Fat is essential for any expedition diet as the main caloric component. Historically, explorers used a lot of saturated fat sources such as butter, lard, or dried beef to increase the caloric content of their diet, but these days, that’s associated with an increased risk of cardiovascular disease. I prefer a monounsaturated fat source and recommend neat olive oil, nut butters and avocado powder. In Antarctica, the most valuable food source was olive oil. Both Gareth and Richard took 60ml of neat olive oil with their breakfast and their dinner which provided 120ml per day or 966 calories. Neat olive oil can be quite unpleasant to drink and sometimes affect your gastrointestinal system, so prior to the expedition we gradually introduced olive oil into their diet, which they gradually became accustomed to.

Expedition nutrition doesn’t just begin once you’re on the road: you need to train with the right nutrition too for optimal performance. What kind of programme do you recommend for that? 
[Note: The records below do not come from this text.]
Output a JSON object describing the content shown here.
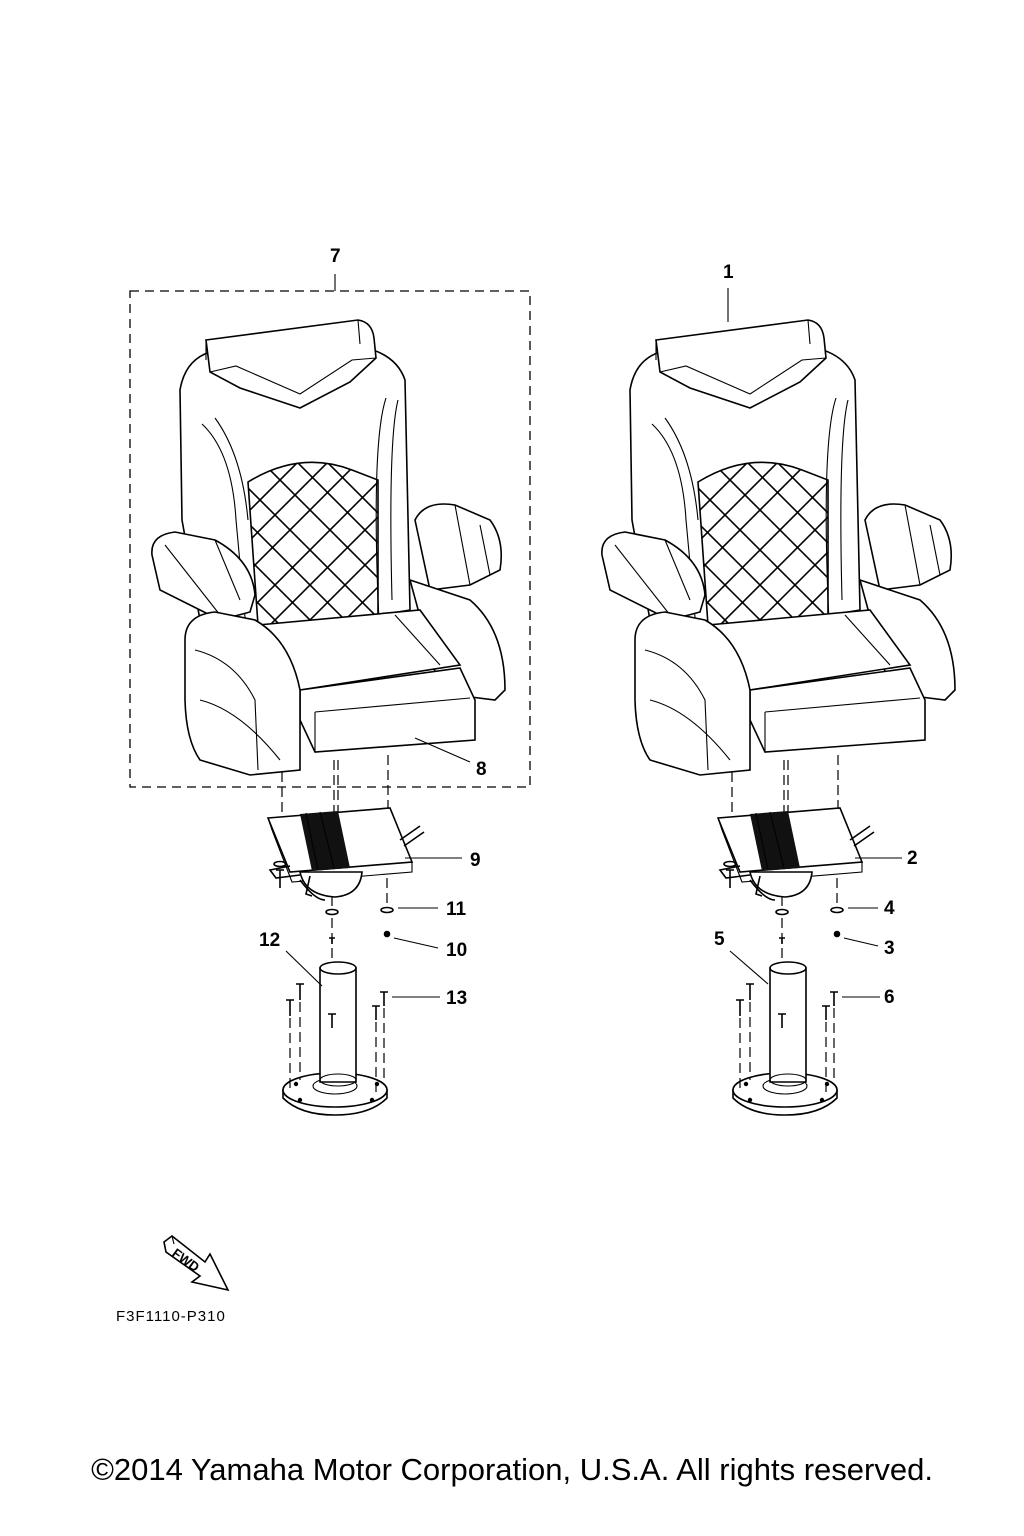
{
  "callouts": [
    "7",
    "1",
    "8",
    "9",
    "2",
    "11",
    "4",
    "10",
    "3",
    "12",
    "5",
    "13",
    "6"
  ],
  "fwd_label": "FWD",
  "figure_code": "F3F1110-P310",
  "copyright": "©2014 Yamaha Motor Corporation, U.S.A. All rights reserved."
}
Optimal performance is dependent on several aspects. For Antarctica, our strength and conditioning coach, Joe Bonington, formulated a rigorous programme including regular and intense physical training sessions. Gareth and Richard both gained around 7kg of lean muscle mass so that they’d have excess weight to lose when they were on the ice. They had to gradually consume larger volumes of food, as well as the olive oil. They both found it difficult during the run up to the expedition to incorporate the amount of food they needed into a normal day. Both of them are doctors so they spend long periods doing shift work on the go. We had to introduce high-protein, high-calorie shakes, and tailor their meal plan around specific days. My most important recommendation for optimum performance nutrition is to seek professional advice; it takes a while to modify and adapt your regular diet to meet such specific needs.

Why did you choose Firepot for the 2023 Antarctic expedition?
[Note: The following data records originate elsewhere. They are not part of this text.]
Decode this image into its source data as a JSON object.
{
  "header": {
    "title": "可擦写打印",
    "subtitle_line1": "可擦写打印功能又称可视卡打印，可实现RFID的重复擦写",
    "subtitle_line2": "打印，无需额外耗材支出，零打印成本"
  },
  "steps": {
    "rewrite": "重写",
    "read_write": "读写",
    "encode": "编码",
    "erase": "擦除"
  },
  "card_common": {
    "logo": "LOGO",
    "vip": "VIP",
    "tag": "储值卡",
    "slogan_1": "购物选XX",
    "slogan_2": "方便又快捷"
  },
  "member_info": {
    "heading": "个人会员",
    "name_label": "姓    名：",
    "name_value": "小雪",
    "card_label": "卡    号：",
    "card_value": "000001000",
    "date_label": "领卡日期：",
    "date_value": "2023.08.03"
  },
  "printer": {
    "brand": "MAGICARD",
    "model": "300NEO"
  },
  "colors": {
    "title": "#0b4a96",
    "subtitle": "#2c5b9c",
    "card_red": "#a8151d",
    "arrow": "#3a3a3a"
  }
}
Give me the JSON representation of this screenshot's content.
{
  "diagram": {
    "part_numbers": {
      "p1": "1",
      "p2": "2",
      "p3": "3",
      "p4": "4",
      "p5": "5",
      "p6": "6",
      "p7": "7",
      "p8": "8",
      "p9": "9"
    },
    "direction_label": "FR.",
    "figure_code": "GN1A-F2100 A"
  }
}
It was important to balance the need for compact and portable food with nutritional requirements. Due to the duration of the expedition, sealed and dehydrated foods were a necessity so that they didn’t perish or lose nutritional integrity. Losing your food rations would be an expedition-ending disaster. I did a lot of research on available foods and products. I chose to avoid heavily processed supplemental meals, and preferred to use real food that’s actually enjoyable to eat. Gareth and Richard have taken Firepot meals on all of their expeditions, and I now consistently recommend Firepot because once rehydrated, the meals taste and look like a home-cooked meal. You can tell they’re cooked by hand. The choice of ingredients and the nutritional composition of each meal suits an expedition meal plan superbly — as does the level of flexibility they offered in calibrating their existing menu to suit a specific need.